The darkness, still lurking.
Within a month of arriving in Pocatello, the self-destructive thoughts started circling Haley’s mind again. With her parents back in Henderson, Nevada, and the team about to start practice, Haley attempted suicide for a third time.
In the short time she coached Haley, Letts noticed signs of depression; the highs and lows, the personality changes.
So when Haley didn’t show up for practice, Letts didn’t treat it is just another player missing practice. She raced over to Haley’s apartment.
“Her little friend, her puppy, was at the door but not really happy to see me,” Letts said. “I saw Haley was not in a good situation.

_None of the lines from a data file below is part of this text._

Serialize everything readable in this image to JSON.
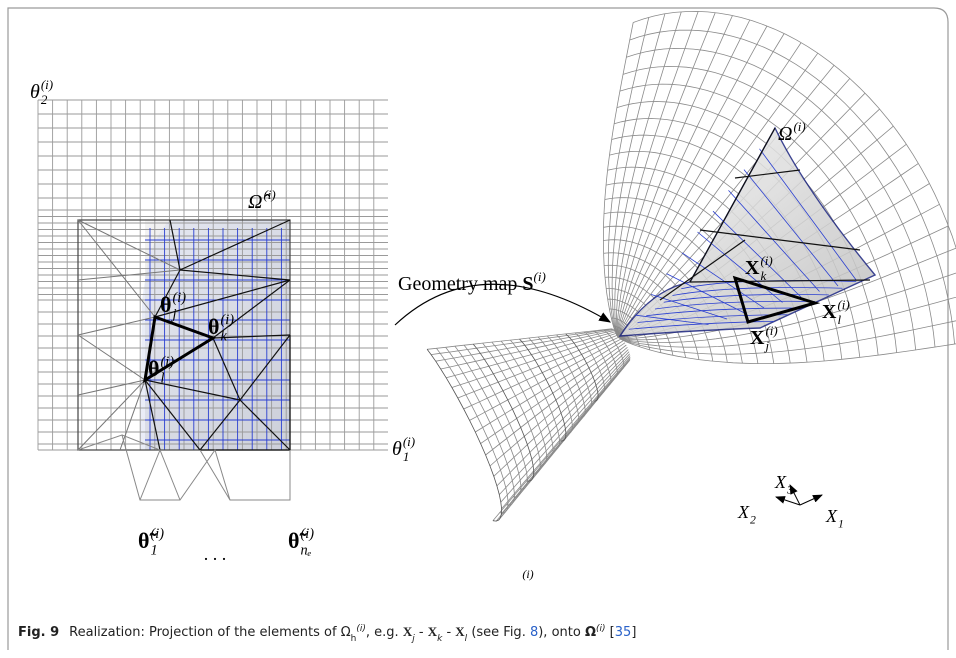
{
  "left_panel": {
    "axis_y": {
      "base": "θ",
      "sub": "2",
      "sup": "(i)"
    },
    "axis_x": {
      "base": "θ",
      "sub": "1",
      "sup": "(i)"
    },
    "domain": {
      "base": "Ω̂",
      "sup": "(i)"
    },
    "node_j": {
      "base": "θ",
      "sub": "j",
      "sup": "(i)"
    },
    "node_k": {
      "base": "θ",
      "sub": "k",
      "sup": "(i)"
    },
    "node_l": {
      "base": "θ",
      "sub": "l",
      "sup": "(i)"
    },
    "node_1": {
      "base": "θ̃",
      "sub": "1",
      "sup": "(i)"
    },
    "ellipsis": ". . .",
    "node_ne": {
      "base": "θ̃",
      "sub": "nₑ",
      "sup": "(i)"
    }
  },
  "map_label": {
    "text": "Geometry map ",
    "symbol": "S",
    "sup": "(i)"
  },
  "right_panel": {
    "domain": {
      "base": "Ω",
      "sup": "(i)"
    },
    "node_k": {
      "base": "X",
      "sub": "k",
      "sup": "(i)"
    },
    "node_l": {
      "base": "X",
      "sub": "l",
      "sup": "(i)"
    },
    "node_j": {
      "base": "X",
      "sub": "j",
      "sup": "(i)"
    },
    "axis_3": {
      "base": "X",
      "sub": "3"
    },
    "axis_2": {
      "base": "X",
      "sub": "2"
    },
    "axis_1": {
      "base": "X",
      "sub": "1"
    }
  },
  "index_label": "(i)",
  "caption": {
    "label": "Fig. 9",
    "segments": [
      "Realization: Projection of the elements of Ω",
      "h",
      "(i)",
      ", e.g. ",
      "X",
      "j",
      " - ",
      "X",
      "k",
      " - ",
      "X",
      "l",
      " (see Fig. ",
      "8",
      "), onto ",
      "Ω",
      "(i)",
      " [",
      "35",
      "]"
    ]
  }
}
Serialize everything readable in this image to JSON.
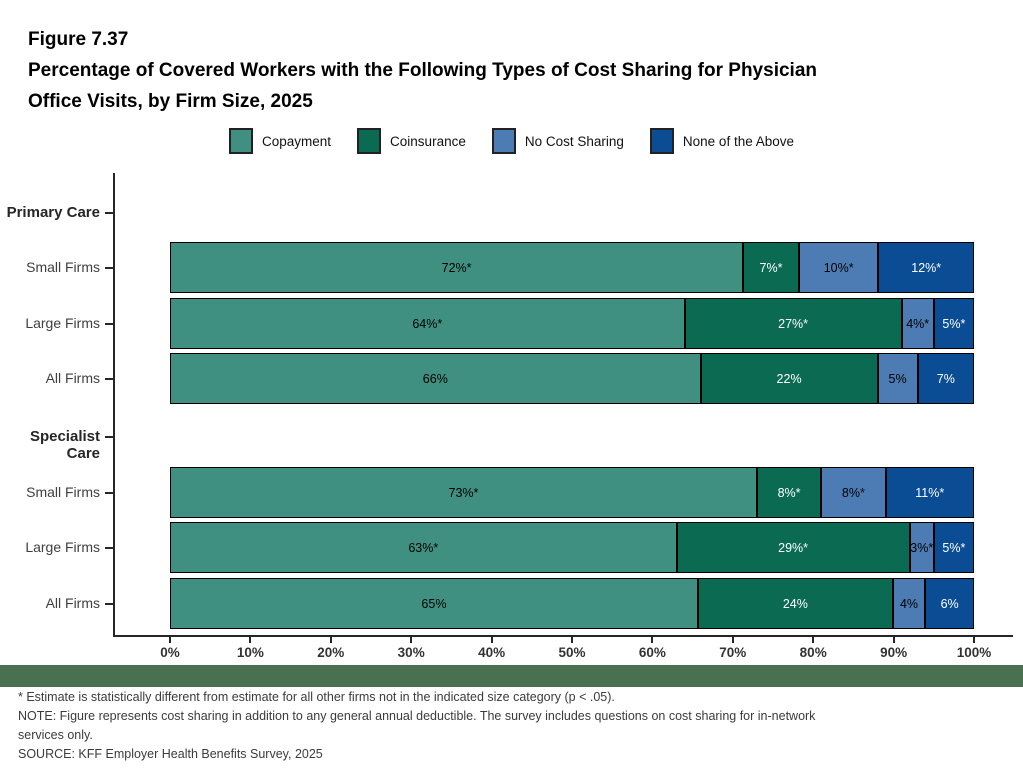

I made her come to practice with me, got her going, made sure she would not do anything to really hurt herself even though she had taken some pills she probably shouldn’t have taken.”
Haley was given an ultimatum. If she wanted to continue playing, she would have to go home and get a proper diagnosis.
She did. After another week in a mental health facility, she finally got the answer she had needed for the better part of a decade: bipolar 2 disorder and borderline personality disorder.
The diagnosis, the proper medication, the support at Idaho State and home, has Haley on a good mental plane.
The internal struggle is still there, likely will be the rest of her life. Haley now has the means to stave it off — or at least ask for help when she needs it.
“I don’t feel like I have to hide it because the people that I am surrounded by, they understand what I’m going through,” she said. “I just feel comfortable being myself and they know what’s going on in my head and are there to support me.”
Haley, now 23, has gone two years without a suicide attempt. She’s in the Idaho State master’s program for athletic administration and may pursue a career in sports information.
She will continue to fight the darkness every day.